Me Jean Paul Moumbembé : « Me Raymond Obame Sima ne peut plaider ni devant la Cour de cassation, ni devant la Cour Constitutionnelle »
Ce sont les principaux arguments mis en avant par cet avocat inscrit au Barreau du Gabon depuis 33 ans qui dit avoir saisi le Conseil d’Etat en contestation, entre autres, de l’élection du successeur de Me Lubin Ntoutoume. C’est du moins ce que l’on peut retenir de l’entretien que nous avons eu ce dimanche à son cabinet en face du lieu-dit « Oyo » avec celui que l’on surnomme « le Vergès du Gabon » en raison de sa prestance et les qualités de ses plaidoiries. Très soucieux et dépité des conditions dans lesquelles exercent les magistrats, il dit ne rien comprendre à ce mépris affiché par le gouvernement envers ceux dont la mission est de rendre justice pour une société équitable et harmonieuse. En off, celui qui n’avait cessé de s’en prendre à l’ancien bâtonnier Me Akoumbou, affirme et soutient, la main sur le cœur, que sa démarche n’a rien de personnel contre Me Raymond Obame Sima mais répond tout simplement à un devoir existentiel de défendre les principes en tout lieu et en toutes circonstances. Lecture !
Gabonclic.info : Allons-y droit au but. Vous êtes à l’origine de la saisine du Conseil d’Etat pour les invalidations de tous les actes issus de l’assemblée générale de l’Ordre des avocats tenue le vendredi 6 janvier dernier à Libreville. Notamment l’élection de Me Raymond Obame Sima comme bâtonnier. Quelles en sont les raisons ?
Me Jean Paul Moumbembé : je suis avocat, inscrit au Barreau du Gabon depuis 33 ans. Je suis un homme de loi et notre loi des avocats nous exige d'être respectueux des lois de la République. Nous avons la loi des avocats de 2015 traitant justement de l’élection du bâtonnier et des membres du Conseil de l'Ordre. Aujourd’hui, ce qui nous intéresse c'est l'élection du bâtonnier. A ce sujet, lorsque le bâtonnier sortant a lancé la procédure de renouvellement du bureau du Barreau du Gabon, en demandant aux avocats de s'inscrire et, pour ceux qui voulaient être bâtonnier, de présenter leurs candidatures, Me Lubin Ntoutoume n'a jamais publié, avant le jour de l'élection, la liste des candidats à sa propre succession. Toutefois, ici et là, il se disait que parmi les éventuels postulants, il y aurait la candidature de Me Raymond Obame Sima, mon jeune confrère.
Que s’est-il passé lorsque vous avez eu confirmation de cette candidature ?
Immédiatement, je me suis opposé à la candidature de Me Raymond Obame Sima au poste de bâtonnier de l’Ordre des avocats du Gabon.

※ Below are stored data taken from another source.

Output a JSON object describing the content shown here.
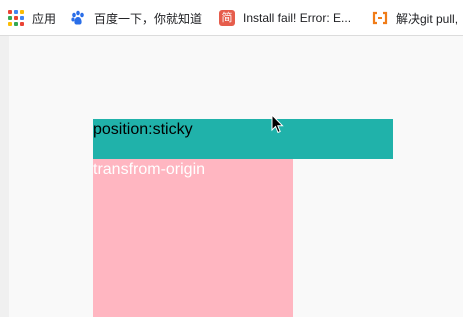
{
  "bookmarks": {
    "apps_label": "应用",
    "baidu_label": "百度一下，你就知道",
    "install_label": "Install fail! Error: E...",
    "install_icon_glyph": "简",
    "git_label": "解决git pull,"
  },
  "content": {
    "sticky_text": "position:sticky",
    "pink_text": "transfrom-origin"
  },
  "colors": {
    "sticky_bg": "#20b2aa",
    "pink_bg": "#ffb6c1",
    "install_icon_bg": "#e65d4c",
    "git_icon": "#f07c18",
    "baidu_icon": "#2a6ee8"
  }
}
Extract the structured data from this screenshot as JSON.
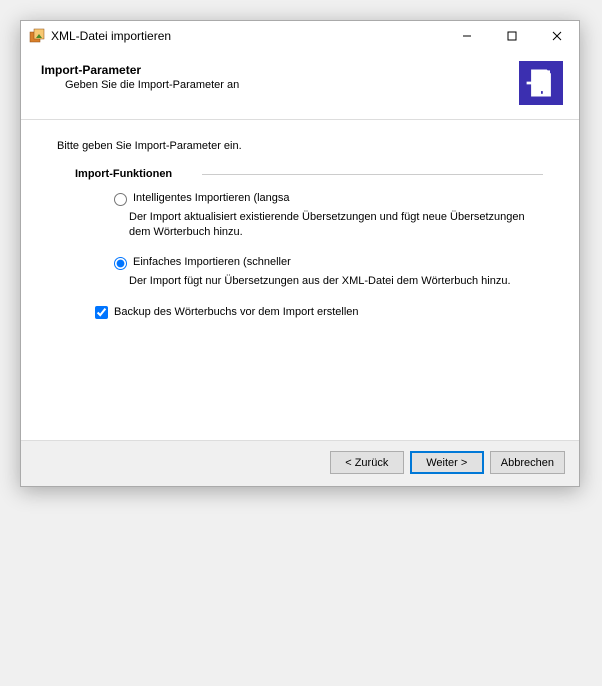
{
  "titlebar": {
    "title": "XML-Datei importieren"
  },
  "header": {
    "title": "Import-Parameter",
    "subtitle": "Geben Sie die Import-Parameter an"
  },
  "content": {
    "intro": "Bitte geben Sie Import-Parameter ein.",
    "section": "Import-Funktionen",
    "option1": {
      "label": "Intelligentes Importieren (langsa",
      "desc": "Der Import aktualisiert existierende Übersetzungen und fügt neue Übersetzungen dem Wörterbuch hinzu."
    },
    "option2": {
      "label": "Einfaches Importieren (schneller",
      "desc": "Der Import fügt nur Übersetzungen aus der XML-Datei dem Wörterbuch hinzu."
    },
    "backup": "Backup des Wörterbuchs vor dem Import erstellen"
  },
  "footer": {
    "back": "< Zurück",
    "next": "Weiter >",
    "cancel": "Abbrechen"
  }
}
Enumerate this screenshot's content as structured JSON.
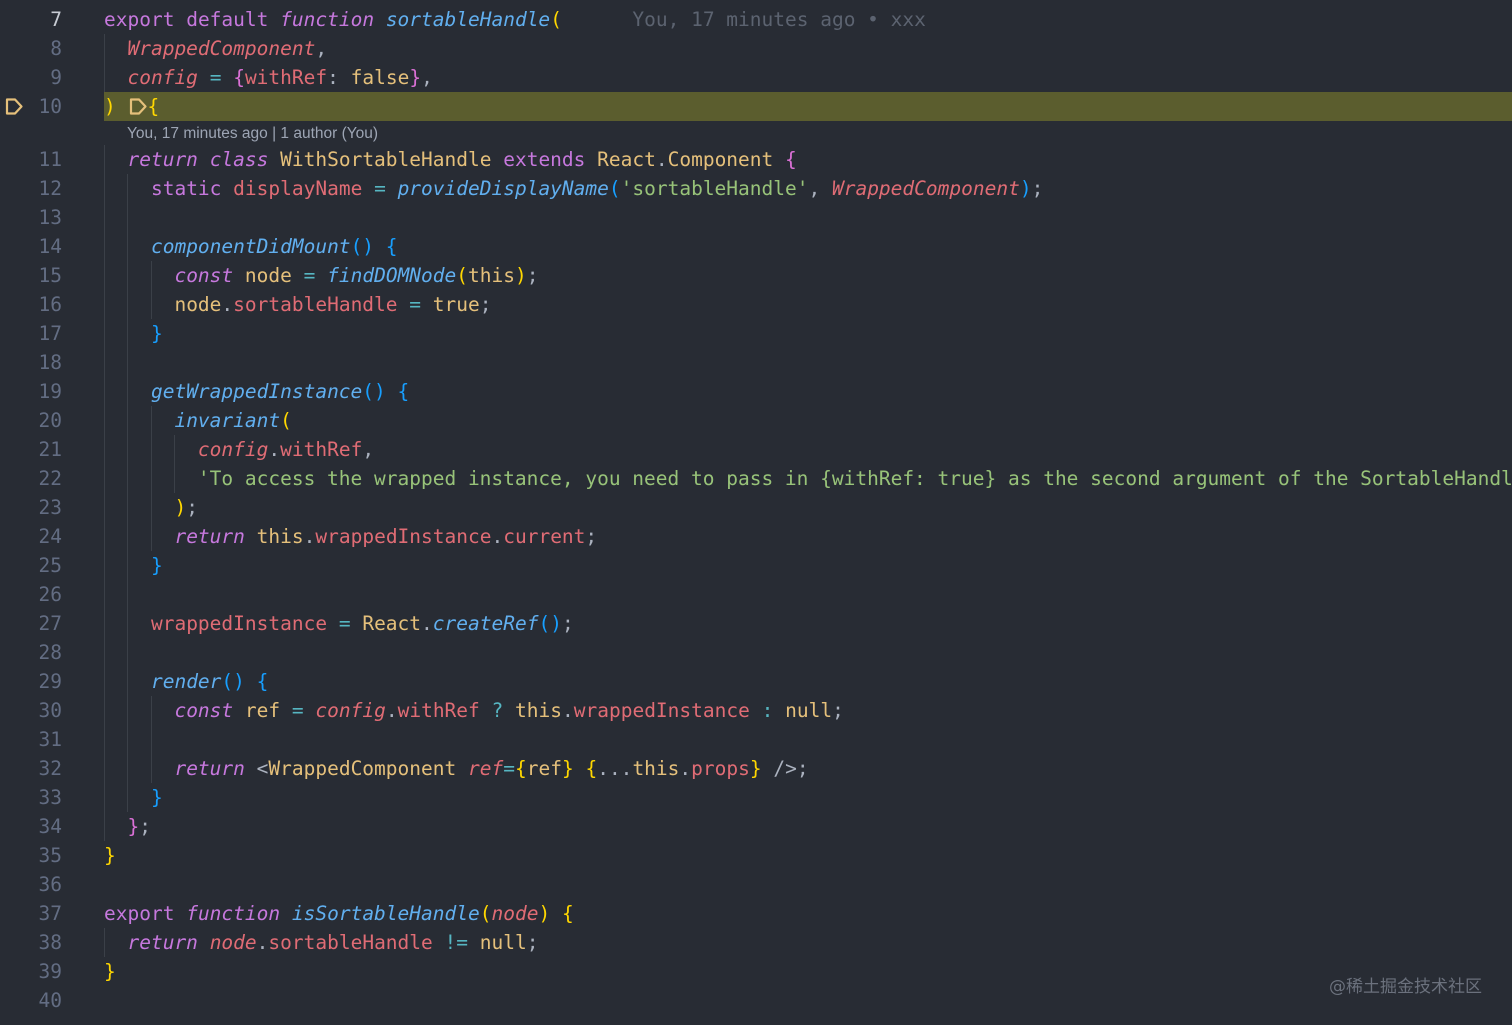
{
  "editor": {
    "watermark": "@稀土掘金技术社区",
    "codelens": "You, 17 minutes ago | 1 author (You)",
    "blame_inline": "You, 17 minutes ago • xxx",
    "colors": {
      "background": "#282c34",
      "breakpoint_band": "#5b5d2e",
      "breakpoint_icon": "#e5c07b",
      "keyword": "#c678dd",
      "function": "#61afef",
      "variable": "#e06c75",
      "string": "#98c379",
      "class": "#e5c07b"
    },
    "lines": [
      {
        "number": "7",
        "text": "export default function sortableHandle("
      },
      {
        "number": "8",
        "text": "  WrappedComponent,"
      },
      {
        "number": "9",
        "text": "  config = {withRef: false},"
      },
      {
        "number": "10",
        "text": ") {"
      },
      {
        "number": "11",
        "text": "  return class WithSortableHandle extends React.Component {"
      },
      {
        "number": "12",
        "text": "    static displayName = provideDisplayName('sortableHandle', WrappedComponent);"
      },
      {
        "number": "13",
        "text": ""
      },
      {
        "number": "14",
        "text": "    componentDidMount() {"
      },
      {
        "number": "15",
        "text": "      const node = findDOMNode(this);"
      },
      {
        "number": "16",
        "text": "      node.sortableHandle = true;"
      },
      {
        "number": "17",
        "text": "    }"
      },
      {
        "number": "18",
        "text": ""
      },
      {
        "number": "19",
        "text": "    getWrappedInstance() {"
      },
      {
        "number": "20",
        "text": "      invariant("
      },
      {
        "number": "21",
        "text": "        config.withRef,"
      },
      {
        "number": "22",
        "text": "        'To access the wrapped instance, you need to pass in {withRef: true} as the second argument of the SortableHandle"
      },
      {
        "number": "23",
        "text": "      );"
      },
      {
        "number": "24",
        "text": "      return this.wrappedInstance.current;"
      },
      {
        "number": "25",
        "text": "    }"
      },
      {
        "number": "26",
        "text": ""
      },
      {
        "number": "27",
        "text": "    wrappedInstance = React.createRef();"
      },
      {
        "number": "28",
        "text": ""
      },
      {
        "number": "29",
        "text": "    render() {"
      },
      {
        "number": "30",
        "text": "      const ref = config.withRef ? this.wrappedInstance : null;"
      },
      {
        "number": "31",
        "text": ""
      },
      {
        "number": "32",
        "text": "      return <WrappedComponent ref={ref} {...this.props} />;"
      },
      {
        "number": "33",
        "text": "    }"
      },
      {
        "number": "34",
        "text": "  };"
      },
      {
        "number": "35",
        "text": "}"
      },
      {
        "number": "36",
        "text": ""
      },
      {
        "number": "37",
        "text": "export function isSortableHandle(node) {"
      },
      {
        "number": "38",
        "text": "  return node.sortableHandle != null;"
      },
      {
        "number": "39",
        "text": "}"
      },
      {
        "number": "40",
        "text": ""
      }
    ]
  }
}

Je précise qu’il n’y a rien de personnel entre ce jeune confrère et moi. Ma démarche est motivée par des raisons juridiques. La loi des avocats pose un principe et également des exceptions, ou plutôt une exception. Cette loi s'applique dans le cas de l'exercice de la profession éponyme. Mais la même loi pose le principe sous réserve des autres lois de la République. Notamment le fait qu’un avocat, pour plaider devant la Cour de cassation, doit avoir été inscrit (non pas simplement exercer la fonction d’avocat) au grand tableau depuis au moins 10 ans, et avoir prêté serment devant cette juridiction.
Me Raymond Obame Sima n’a-t-il jamais prêté serment devant la Cour de cassation ?
Il a totalisé, de fraîche date, 10 ans d’ancienneté au grand tableau. Cependant, ce jeune confrère n'a jamais prêté serment devant la Cour de cassation. Conséquence immédiate de cette situation, Me Raymond Obame Sima ne peut pas devenir bâtonnier, puisqu’il ne peut pas défendre le Barreau et aller plaider devant la Cour de cassation. A partir de ce moment-là, et c’est une évidence, sa candidature doit être déclarée irrecevable.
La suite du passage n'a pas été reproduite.